Image Protection at Universities

at_stanford_universityThe Chronicle of Higher Education (subscription required so no link) notes that Hollywood tends to ask universities and colleges for permission before they set their films or television shows at a particular campus. So Felicity attends University of New York instead of NYU, and Legally Blonde is set at Harvard instead of, wait for it … University of Chicago? Odd but apparently true (my guess is that this turn of events helped the film. No offense to Chicago but as a matter of pop culture Harvard probably takes the prize). One possible culprit according to the article is our friend US News and World Report and the ranking game. Since the report started ranking undergraduate institutions films reference real schools, rather than random State U, 29 percent of the time as opposed to 19 percent before the US News games began. The claim is that references might seem to be endorsements. So Stanford only allows “aspirational” portrayals; read here goody-goody overachievers. The article claims that Stealing Harvard was originally Stealing Stanford, but the farm rejected that idea “Since Stanford is need blind” and the story of needing to steal to go to the school would be unreal (as many fictional stories are). In contrast, Harvard seems to realize that a fictional story is just that and seems more generous about the names and so on. Note that most schools are more restrictive about shooting on campus but may embrace the idea for the fees they can charge.

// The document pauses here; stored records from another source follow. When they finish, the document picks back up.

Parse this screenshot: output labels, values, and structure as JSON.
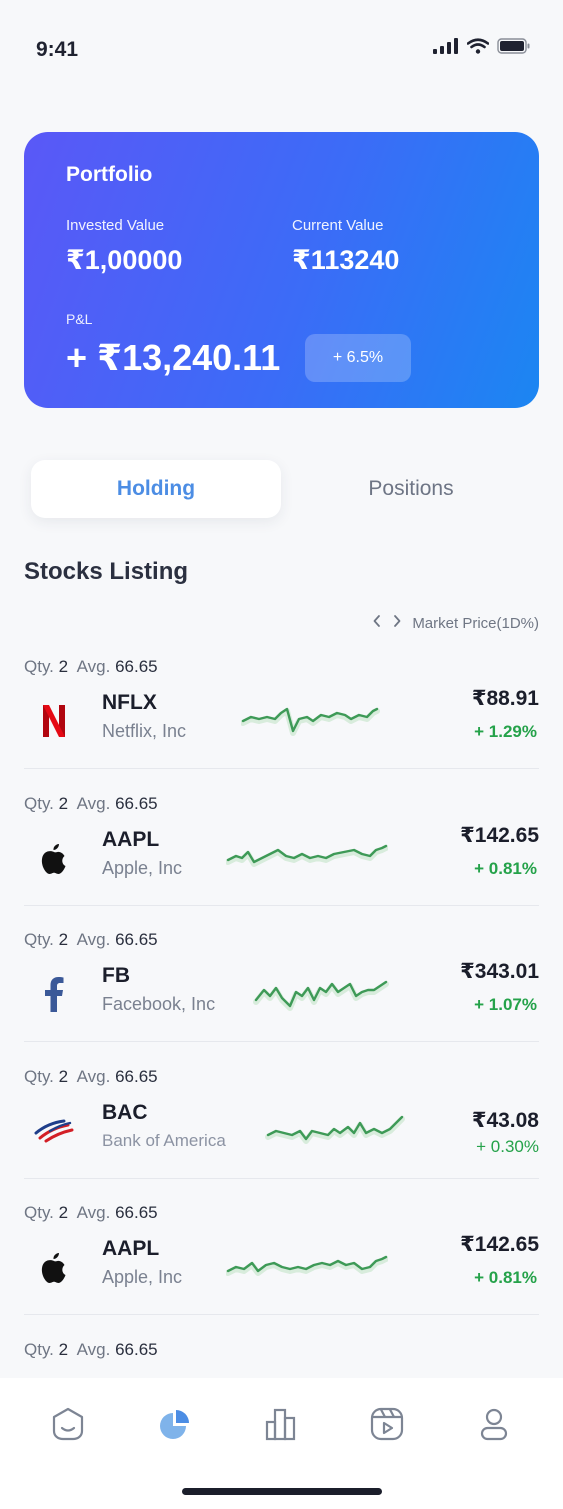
{
  "status_bar": {
    "time": "9:41"
  },
  "portfolio": {
    "title": "Portfolio",
    "invested_label": "Invested Value",
    "invested_value": "₹1,00000",
    "current_label": "Current Value",
    "current_value": "₹113240",
    "pl_label": "P&L",
    "pl_value": "+ ₹13,240.11",
    "pl_percent": "+ 6.5%"
  },
  "tabs": {
    "holding": "Holding",
    "positions": "Positions",
    "active": "Holding"
  },
  "listing": {
    "title": "Stocks Listing",
    "market_price_label": "Market Price(1D%)",
    "qty_label": "Qty.",
    "avg_label": "Avg.",
    "stocks": [
      {
        "qty": "2",
        "avg": "66.65",
        "symbol": "NFLX",
        "name": "Netflix, Inc",
        "price": "₹88.91",
        "change": "+ 1.29%",
        "logo": "netflix-logo"
      },
      {
        "qty": "2",
        "avg": "66.65",
        "symbol": "AAPL",
        "name": "Apple, Inc",
        "price": "₹142.65",
        "change": "+ 0.81%",
        "logo": "apple-logo"
      },
      {
        "qty": "2",
        "avg": "66.65",
        "symbol": "FB",
        "name": "Facebook, Inc",
        "price": "₹343.01",
        "change": "+ 1.07%",
        "logo": "facebook-logo"
      },
      {
        "qty": "2",
        "avg": "66.65",
        "symbol": "BAC",
        "name": "Bank of America",
        "price": "₹43.08",
        "change": "+ 0.30%",
        "logo": "bank-of-america-logo"
      },
      {
        "qty": "2",
        "avg": "66.65",
        "symbol": "AAPL",
        "name": "Apple, Inc",
        "price": "₹142.65",
        "change": "+ 0.81%",
        "logo": "apple-logo"
      }
    ],
    "partial_row": {
      "qty": "2",
      "avg": "66.65"
    }
  },
  "nav": {
    "items": [
      "home-icon",
      "portfolio-pie-icon",
      "bar-chart-icon",
      "video-icon",
      "profile-icon"
    ],
    "active": "portfolio-pie-icon"
  },
  "colors": {
    "accent": "#4c8de4",
    "positive": "#25a24a",
    "card_gradient_start": "#5a58f7",
    "card_gradient_end": "#1b86f2"
  }
}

All well and good, but whether there really is a trademark claim as the article suggests and the schools seem to think (note that Dawson’s Creek also wished to avoid conflict and invented Worthington University as a generic Ivy although ironically shot at Duke) is troubling. The expansive notion of association seems to fuel this perspective. But as Sandy Rierson and I argue in the Confronting the Genericisim Conundrum uses such as these are expressive and in that sense irrelevant to the market transaction trademark is supposed to be about. On a similar wavelength Mark Lemley and Mark McKenna seem to be arguing that other uses of trademarks are not relevant to trademark analysis (To be clear, I have yet to read the paper, and it may be that this sort of use would be actionable according to Mark and Mark (or dare I say it? Dare. Dare. Mark y Mark?).

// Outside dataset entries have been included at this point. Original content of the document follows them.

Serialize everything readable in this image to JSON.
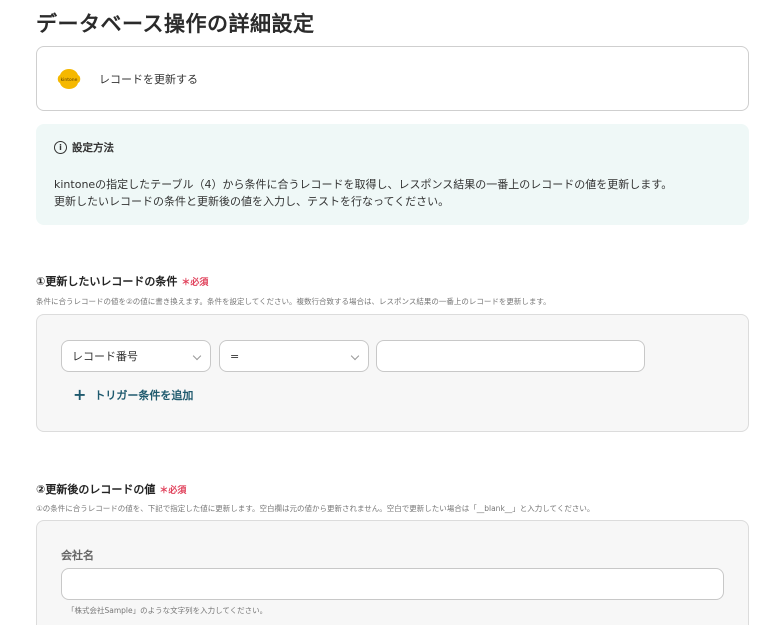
{
  "page": {
    "title": "データベース操作の詳細設定"
  },
  "app": {
    "logo_icon": "kintone-logo",
    "logo_text": "kintone",
    "action": "レコードを更新する",
    "brand_color": "#f5b800"
  },
  "info": {
    "heading": "設定方法",
    "line1": "kintoneの指定したテーブル（4）から条件に合うレコードを取得し、レスポンス結果の一番上のレコードの値を更新します。",
    "line2": "更新したいレコードの条件と更新後の値を入力し、テストを行なってください。"
  },
  "section1": {
    "label": "①更新したいレコードの条件",
    "required": "必須",
    "hint": "条件に合うレコードの値を②の値に書き換えます。条件を設定してください。複数行合致する場合は、レスポンス結果の一番上のレコードを更新します。",
    "field_select": "レコード番号",
    "operator_select": "=",
    "value_input": "",
    "add_condition": "トリガー条件を追加"
  },
  "section2": {
    "label": "②更新後のレコードの値",
    "required": "必須",
    "hint": "①の条件に合うレコードの値を、下記で指定した値に更新します。空白欄は元の値から更新されません。空白で更新したい場合は「__blank__」と入力してください。",
    "field_label": "会社名",
    "field_value": "",
    "field_hint": "「株式会社Sample」のような文字列を入力してください。"
  }
}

In short, if one considers the feedback loop in play here, the more expressive uses that are made, the less likely people will think that Standford endorsed a portrayal. In addition, what about more critical commentary that could be set a university? Setting up a system of permissions is dangerous. Last, maybe Harvard has it correct: people are not that stupid. They can tell the difference between a fictional story and a claim to reality. Can’t they?